The fairings use the most inboard tank-to-spar screws on the top and bottom, so I removed those screws.
To make the prepunched #40 holes work with the platenuts on the spar, I opened them up to #30 so a #30 cleco will fit into the nutplate.
This is the hole on the bottom...well, you can't really see it because this cameras flash totally obscured what I wanted to show. But you know what I am talking about.
Boom...the top of the fairing clecoed on.
I used the bottom hole I enlarged to a #30 clecoed to the nutplate to hold the fairing in place. Its the only thing to cleco together on the bottom of the wing.
Once that was done, I used some AB4-187 (3/16" thick) bar to mark a 3/16" line from the fuselage on the fairing.
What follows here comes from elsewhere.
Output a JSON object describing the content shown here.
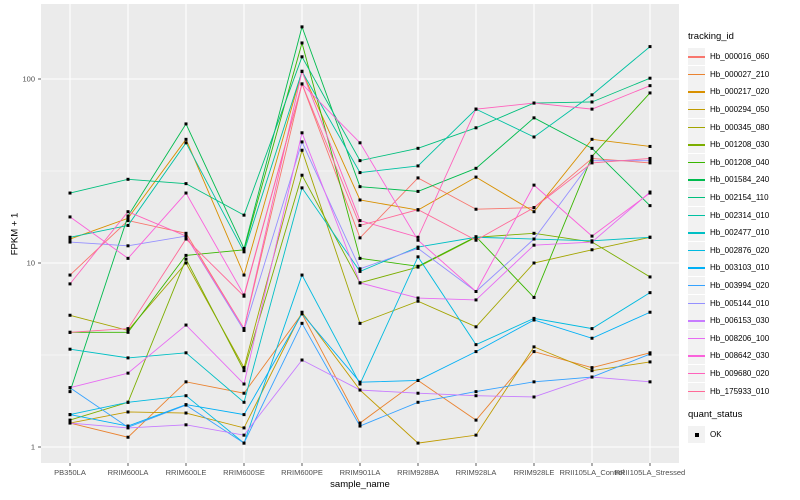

The fairing needs to be trimmed to allow room for a rubber channel. I then spent a good amount of time trimming the fairing, deburring and dimpling.
Next I started working on the vent tubing. A union needs to be modified where it exits the bottom of the forward fuse. I chucked up the union in the drill press (protected by duct tape) and used a file to remove all the threads on the bottom portion.
See? It wasn't even funny how quick it took to do these. The results look like a real professional did them. The bottoms still need to be cut off at a 45 degree angle, but I might wait to do that at work (what else would I do at work if I didn't have the plane to work on? ;-).